Singh tells you it’s one of the three pillars of the faith. “Whatever you have, you divide and give to others.”

That belief is also the underlying theme of Surrey’s Vaisakhi Parade, which celebrates the founding of the Khalsa in 1699.

Singh remembers the first Surrey Vaisakhi Parade – he’s been at every single one. In a word, he described it as “chaotic.”

Now in its 17th year, the event is a well-oiled machine, drawing upwards of 240,000 people last year, making it one of the largest Vaisakhi parades outside of India.
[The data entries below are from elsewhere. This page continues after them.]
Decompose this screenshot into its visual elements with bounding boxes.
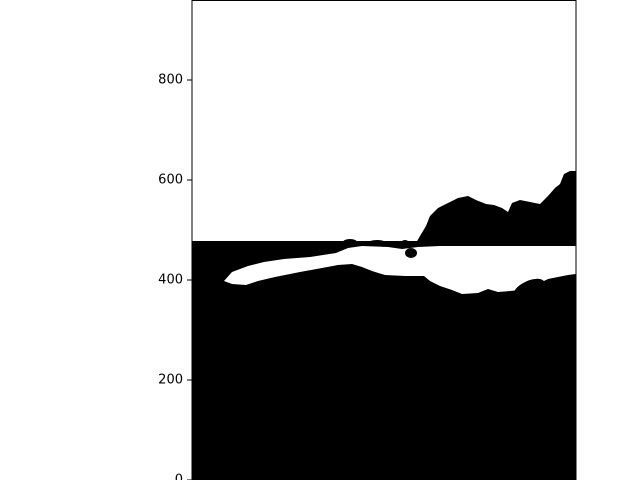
mask-blob: [513, 278, 545, 300]
mask-blob: [405, 248, 417, 258]
y-tick-label: 400: [158, 273, 183, 288]
image-area: [192, 0, 576, 480]
y-tick-label: 800: [158, 73, 183, 88]
mask-blob: [368, 240, 386, 246]
mask-black-foliage: [416, 171, 576, 243]
mask-blob: [401, 240, 409, 246]
y-axis: 0 200 400 600 800: [158, 0, 193, 480]
y-tick-label: 0: [175, 473, 183, 480]
y-tick-label: 200: [158, 373, 183, 388]
mask-black-ground: [192, 241, 576, 480]
mask-blob: [343, 239, 357, 245]
y-tick-label: 600: [158, 173, 183, 188]
mask-white-streak: [224, 246, 576, 294]
y-ticks: 0 200 400 600 800: [158, 73, 192, 480]
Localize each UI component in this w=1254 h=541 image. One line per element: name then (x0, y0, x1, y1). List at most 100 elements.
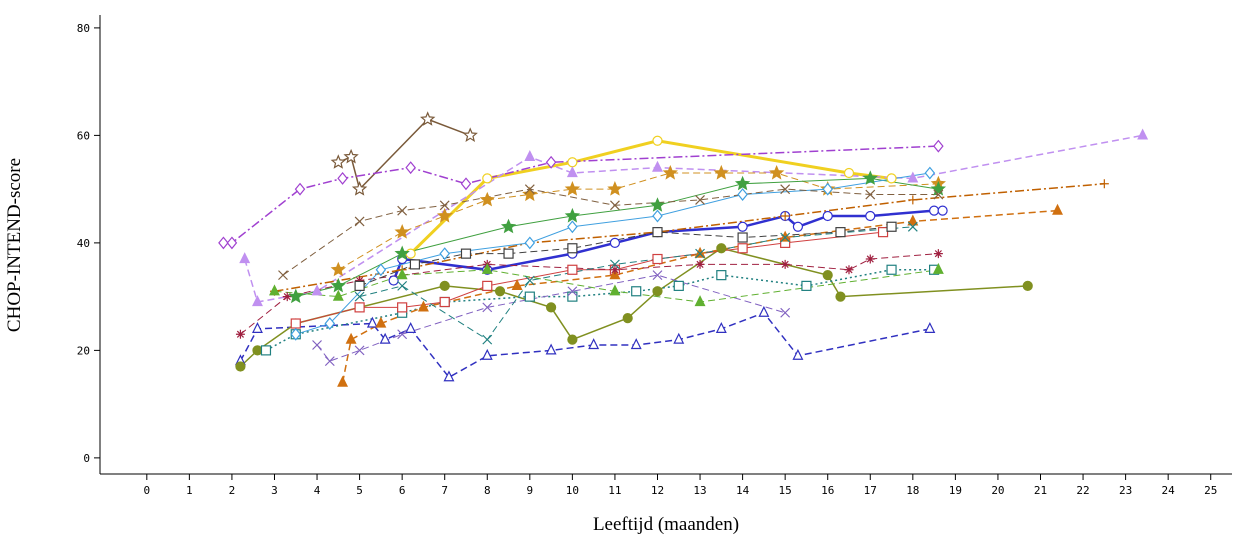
marker (652, 227, 663, 238)
marker (337, 171, 348, 185)
marker (394, 245, 410, 261)
marker (524, 150, 536, 161)
marker (482, 173, 493, 184)
marker (417, 300, 429, 312)
marker (351, 181, 368, 196)
series-line (295, 172, 930, 335)
marker (567, 291, 578, 302)
plot-area (218, 111, 1149, 387)
marker (503, 248, 514, 259)
marker (375, 316, 387, 328)
marker (937, 205, 948, 216)
marker (835, 227, 846, 238)
marker (290, 318, 301, 329)
marker (652, 270, 663, 281)
marker (588, 338, 600, 350)
marker (290, 327, 302, 341)
marker (631, 286, 642, 297)
marker (694, 246, 706, 258)
marker (734, 175, 751, 191)
marker (251, 322, 263, 333)
y-tick-label: 80 (77, 22, 90, 35)
marker (801, 280, 812, 291)
x-tick-label: 9 (527, 484, 534, 497)
marker (630, 338, 642, 350)
marker (482, 302, 493, 313)
marker (545, 343, 557, 355)
y-tick-label: 40 (77, 237, 90, 250)
marker (610, 265, 620, 275)
marker (737, 221, 748, 232)
marker (567, 286, 578, 297)
marker (437, 207, 453, 223)
marker (673, 280, 684, 291)
marker (737, 243, 748, 254)
marker (524, 291, 535, 302)
marker (652, 160, 663, 172)
marker (932, 262, 944, 274)
series-line (223, 145, 939, 244)
marker (933, 189, 944, 200)
x-tick-label: 18 (906, 484, 919, 497)
marker (330, 277, 346, 293)
marker (330, 261, 346, 277)
series-line (243, 134, 1143, 303)
marker (482, 334, 493, 345)
marker (462, 127, 478, 143)
marker (865, 254, 875, 264)
series-line (316, 274, 786, 362)
marker (460, 177, 472, 191)
marker (420, 111, 436, 126)
x-tick-label: 1 (186, 484, 193, 497)
marker (405, 161, 416, 175)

CLICK HERE FOR ROAD CLOSURES DETAILS AND SAFETY TIPS FOR VAISAKHI

This year, Singh said there are people travelling from as far as California, even the U.K. and Australia, to take in the event. He believes it’s the sheer number of attendees that draws international visitors.

“When they hear about Surrey, everybody’s eyebrows are pretty much onto their foreheads and beyond. They’re thinking, ‘How do you draw 250,000 people? How do you actually run an event with 250,000 people walking around and never have incidents and everyone gets along?’ It does speak to the event and the organizing of it and the support the community provides.”

surrey pre-vaisakhi event
(Photo: GORD GOBLE)

In recent years, Singh said organizers have done more community outreach and have involved the media more, being open to questioning on the political stances of the gurdwaras involved.

“Now we find people from every faith who are comfortable coming.”

CLICK HERE FOR PHOTOS FROM LAST YEAR'S PARADE

Surrey’s Vaisakhi parade will begin Saturday, April 18 at 9:30 a.m. from the Gurdwara Sahib Dasmesh Darbar Temple at 12885 85th Ave.